Money rencontre Shotgun pour organiser l’échange des armes contre de l’argent
Jacob Harlon est un jeune père de famille a qui tout réussi. Il a une situation enviable, une femme qu’il aime et un petit garçon. Il n’est ni arrogant, ni méchant. Mais en ramenant des amis chez eux, il a un accident. Son ami meurt dans l’accident. Et comme il a de l’alcool dans le sang, il va être très lourdement condamné. Il se retrouve dans une prison très dure où seuls les plus durs survivent.

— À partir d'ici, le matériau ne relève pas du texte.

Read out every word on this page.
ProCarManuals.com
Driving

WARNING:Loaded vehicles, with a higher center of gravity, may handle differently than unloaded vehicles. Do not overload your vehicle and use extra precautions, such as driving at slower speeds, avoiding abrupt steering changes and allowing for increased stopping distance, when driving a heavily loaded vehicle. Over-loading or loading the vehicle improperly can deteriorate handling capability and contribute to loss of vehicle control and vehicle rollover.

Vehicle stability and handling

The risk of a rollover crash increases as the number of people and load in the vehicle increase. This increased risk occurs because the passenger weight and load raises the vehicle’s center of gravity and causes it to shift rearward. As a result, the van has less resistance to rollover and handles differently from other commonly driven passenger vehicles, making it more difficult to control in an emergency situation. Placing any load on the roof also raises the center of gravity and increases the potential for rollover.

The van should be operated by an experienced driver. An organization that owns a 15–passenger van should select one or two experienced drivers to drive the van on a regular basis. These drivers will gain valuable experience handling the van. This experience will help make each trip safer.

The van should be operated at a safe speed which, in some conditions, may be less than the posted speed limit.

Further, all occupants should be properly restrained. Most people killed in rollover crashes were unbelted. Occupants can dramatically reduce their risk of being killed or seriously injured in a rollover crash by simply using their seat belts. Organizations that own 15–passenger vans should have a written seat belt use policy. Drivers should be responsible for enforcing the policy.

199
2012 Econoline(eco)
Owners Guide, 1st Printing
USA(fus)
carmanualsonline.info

Il va rapidement faire ses preuves et se lier avec un gang suprémaciste qui fait la loi dans la prison. Il leur rend service parce qu’il est bon en informatique et le gang peut ainsi faire prospérer son trafic, même depuis la prison. Mais ce faisant, au cours d’une bagarre entre gangs, il va tuer un autre prisonnier. Sa charge va être alourdie. Il rompt les relations avec sa femme et son fils. A sa sortie de prison, il a fait dix ans, il doit rendre un ultime service à The beast et organiser un trafic d’armes. Mais il est sous la surveillance de la police. En fait si la police le surveille, c’est parce qu’elle a une taupe au cœur du gang, Shotgun. Rusant avec Shotgun et la police. Il va tuer Shotgun qui a trahi, mais il va faire tomber le gang : son but ultime est de retourner en prison pour tuer The beast qui a menacé de s’en prendre à son ex-femme et à son fils.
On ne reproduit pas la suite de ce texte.